The bill increases access to larger, more flexible microloans for rural small businesses and preserves the program through 2030, but it raises taxpayer exposure and program-risk concerns and may shift funds away from short-term working capital needs.
Rural small-business owners can access larger and more flexible microloans — the maximum loan increases from $50,000 to $75,000, participation can reach 100%, and loans can be used for a wider set of project costs — making it easier for start-ups and expanding rural businesses to get capital.
The program is extended through 2026–2030, preserving continuity and program availability so future applicants can rely on this financing option.
Projects can use program loans to cover up to 50% of demolition, construction, or real-estate improvement costs, enabling businesses to finance capital and infrastructure improvements that support growth and local economic development.
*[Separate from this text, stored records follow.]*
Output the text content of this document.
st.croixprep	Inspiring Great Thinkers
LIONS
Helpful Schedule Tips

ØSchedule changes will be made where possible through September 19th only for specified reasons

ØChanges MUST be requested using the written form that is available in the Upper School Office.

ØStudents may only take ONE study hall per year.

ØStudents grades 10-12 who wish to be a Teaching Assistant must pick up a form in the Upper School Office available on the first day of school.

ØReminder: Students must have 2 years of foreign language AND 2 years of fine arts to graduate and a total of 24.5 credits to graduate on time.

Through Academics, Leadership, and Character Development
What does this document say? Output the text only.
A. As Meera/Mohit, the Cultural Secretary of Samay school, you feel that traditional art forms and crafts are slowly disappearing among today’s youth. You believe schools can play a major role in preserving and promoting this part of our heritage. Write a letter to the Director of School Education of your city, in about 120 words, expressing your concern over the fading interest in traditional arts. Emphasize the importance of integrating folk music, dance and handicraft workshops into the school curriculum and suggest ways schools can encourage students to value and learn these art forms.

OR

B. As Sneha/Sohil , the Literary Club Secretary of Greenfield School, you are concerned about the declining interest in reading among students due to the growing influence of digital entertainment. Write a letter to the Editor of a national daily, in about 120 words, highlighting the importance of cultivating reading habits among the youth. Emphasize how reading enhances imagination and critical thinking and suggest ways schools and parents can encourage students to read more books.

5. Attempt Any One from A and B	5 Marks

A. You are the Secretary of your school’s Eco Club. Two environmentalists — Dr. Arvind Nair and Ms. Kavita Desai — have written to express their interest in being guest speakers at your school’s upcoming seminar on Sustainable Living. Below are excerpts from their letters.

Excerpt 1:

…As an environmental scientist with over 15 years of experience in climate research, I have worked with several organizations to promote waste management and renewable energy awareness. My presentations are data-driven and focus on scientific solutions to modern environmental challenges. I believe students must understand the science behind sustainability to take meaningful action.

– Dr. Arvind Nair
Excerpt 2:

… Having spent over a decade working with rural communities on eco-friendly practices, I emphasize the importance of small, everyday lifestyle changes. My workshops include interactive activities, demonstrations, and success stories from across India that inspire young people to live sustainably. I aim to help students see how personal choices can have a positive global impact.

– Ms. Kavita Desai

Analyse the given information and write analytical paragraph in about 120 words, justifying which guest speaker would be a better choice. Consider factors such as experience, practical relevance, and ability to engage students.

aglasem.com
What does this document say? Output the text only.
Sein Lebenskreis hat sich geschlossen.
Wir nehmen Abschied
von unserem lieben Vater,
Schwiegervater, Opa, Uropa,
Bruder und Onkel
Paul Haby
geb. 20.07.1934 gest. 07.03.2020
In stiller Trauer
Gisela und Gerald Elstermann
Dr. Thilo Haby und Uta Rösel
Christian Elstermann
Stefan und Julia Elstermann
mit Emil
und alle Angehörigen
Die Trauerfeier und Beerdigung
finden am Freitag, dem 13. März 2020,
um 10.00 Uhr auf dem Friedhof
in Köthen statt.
Taxpayers face greater exposure if defaults rise because higher loan caps, broader allowable uses, and program extension increase the amount at risk under the program.
Allowing loans to finance demolition, construction, or real-estate improvements (up to 50%) may divert program funds away from operating working capital that microentrepreneurs often rely on, leaving some small businesses with less access to short-term funds.
Extending the program through 2030 without adding stronger oversight or accountability provisions could prolong risks of fraud, mismanagement, or inefficient use of funds.
Based on analysis of 2 sections of legislative text.
Introduced August 8, 2025 by Zach Nunn · Last progress August 8, 2025
Increases the maximum microloan under the Rural Microentrepreneur Assistance Program from $50,000 to $75,000, raises the program participation/cost-share threshold to 100 percent, and explicitly allows loans to cover up to 50 percent of demolition, construction, or related real estate improvement costs. It also updates the covered program years to run from 2026 through 2030.